Power plants stockpile energy in the summer for the coming winter
The everyday life of power plants changes with the seasons. In spring and summer as the need for heating subsides when outdoor temperatures rise. From the outside it might seem like little is happening at power plants in the summer, but nothing could be further from the truth. We asked our experts how the seasons affect power plant operations, how less demand for fuel is reflected in sourcing fuel and what impacts are seen in the circular economy.
“As demand for district heat subsides in the spring, we adjust heat production in line with needs and generally in March-April, we run down the Toppila power plant to wait for summer maintenance and then re-start it in the autumn,” says Mikko Vesterinen, Production Director. Even though things quieten down at Toppila for the summer, the same can’t be said of Oulun Energia’s Laanila biopower plant, where production continues throughout the summer and provides any district heat capacity needed in Oulu. In the best-case scenario, district heat during the late spring and summer can be produced using just biofuels and solid recovered fuel (SRF) without peat.
Oulun Energia’s Laanila ecopower plant also basically operates all year round, apart from a couple of inspections. “Since the plant generally operates continuously at full capacity, the changing seasons don’t really affect the plant and fuel for it is steadily stockpiled,” Vesterinen says.
Even though operations at the other power plants can’t necessarily be seen from the outside, residents of Oulu can see the work at the Merikoski power plant in the spring and summer. “Peak flow rates from floods usually occur in the spring and may be so great at times that we have to run the water past the turbines and into the flood channel, where people notice it,” Vesterinen says. As spring progresses, work at the Merikoski power plant also heralds the arrival of summer. “A sure sign of summer is the opening of the Merikoski fish pass and the installation of the pumps to work the fountains in the ornamental pools,” Mikko laughs.

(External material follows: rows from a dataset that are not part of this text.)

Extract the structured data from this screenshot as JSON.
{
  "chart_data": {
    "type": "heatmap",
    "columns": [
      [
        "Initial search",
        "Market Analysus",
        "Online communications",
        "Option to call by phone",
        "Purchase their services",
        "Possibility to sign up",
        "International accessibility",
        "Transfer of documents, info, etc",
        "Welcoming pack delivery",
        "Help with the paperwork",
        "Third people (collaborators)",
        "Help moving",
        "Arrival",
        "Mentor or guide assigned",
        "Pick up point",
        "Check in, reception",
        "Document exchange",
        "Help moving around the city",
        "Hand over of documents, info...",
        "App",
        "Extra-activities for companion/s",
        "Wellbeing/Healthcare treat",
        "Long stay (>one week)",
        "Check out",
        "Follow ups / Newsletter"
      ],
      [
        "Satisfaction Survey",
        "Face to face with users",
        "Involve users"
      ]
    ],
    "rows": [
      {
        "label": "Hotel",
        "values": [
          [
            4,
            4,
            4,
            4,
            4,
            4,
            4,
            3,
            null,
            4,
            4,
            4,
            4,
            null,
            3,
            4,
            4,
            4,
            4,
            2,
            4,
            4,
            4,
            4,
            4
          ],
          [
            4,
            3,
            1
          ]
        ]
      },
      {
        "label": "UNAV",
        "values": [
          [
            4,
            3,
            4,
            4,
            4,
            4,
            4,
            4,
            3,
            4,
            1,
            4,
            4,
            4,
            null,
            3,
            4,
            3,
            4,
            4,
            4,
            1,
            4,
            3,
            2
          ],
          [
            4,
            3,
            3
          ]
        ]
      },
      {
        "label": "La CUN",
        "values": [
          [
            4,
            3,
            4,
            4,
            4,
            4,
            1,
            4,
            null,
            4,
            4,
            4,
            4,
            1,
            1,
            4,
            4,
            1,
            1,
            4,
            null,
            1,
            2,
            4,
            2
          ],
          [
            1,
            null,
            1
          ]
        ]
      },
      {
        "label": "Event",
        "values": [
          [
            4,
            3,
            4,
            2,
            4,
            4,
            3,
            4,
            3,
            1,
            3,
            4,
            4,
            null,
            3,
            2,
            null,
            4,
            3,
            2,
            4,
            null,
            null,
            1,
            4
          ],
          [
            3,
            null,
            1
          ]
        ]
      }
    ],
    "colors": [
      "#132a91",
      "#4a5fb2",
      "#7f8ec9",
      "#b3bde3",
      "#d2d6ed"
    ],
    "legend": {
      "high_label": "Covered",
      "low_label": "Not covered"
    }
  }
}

Frost heave and restocking
On the fuel front, the arrival of spring and summer is reflected in lower fuel consumption and depletion of stocks when the remaining fuel stocks stored in the plants’ yards are used up. After this, stocks will start to build up once delivery volumes exceed the amount used. Spring presents its own problems as far as sourcing is concerned.
“Spring brings with it frost heave, which challenges deliveries of wood chippings and most of the forest fractions are supplied from along load-bearing road links. Once the frost heave eases, supplies continue from alongside forest roads,” says Lauri Heilala, Director, Fuel Sourcing. Heilala says that the beginning of summer is marked by pine weevils buzzing around. The weevils are attracted to the power plants by sawdust supplied by local sawmills which is stored in the yards. “At times in the spring, summer and early autumn, we’re also “abuzz” as we get ready for the coming winter and needs of the heating season,” Heilala smiles.
Summer bustle in the circular economy
The arrival of spring and summer means a busy time for our circular economy company Syklo. “There’s more waste in the summer because of brisk construction and renovation activity – this also means that in some places that more SRF is produced than can be used in power production,” says Teemu Koskela, Managing Director of Syklo. Like elsewhere, Syklo spends the summer getting ready for the winter. Stocks accumulated in the simmer are important in the winter, when there is less waste available even though recycled fuel consumption is high. “Despite the hustle and bustle of summer or the sharp winter frosts, we at Syklo are in good spirits throughout the year,” Koskela laughs.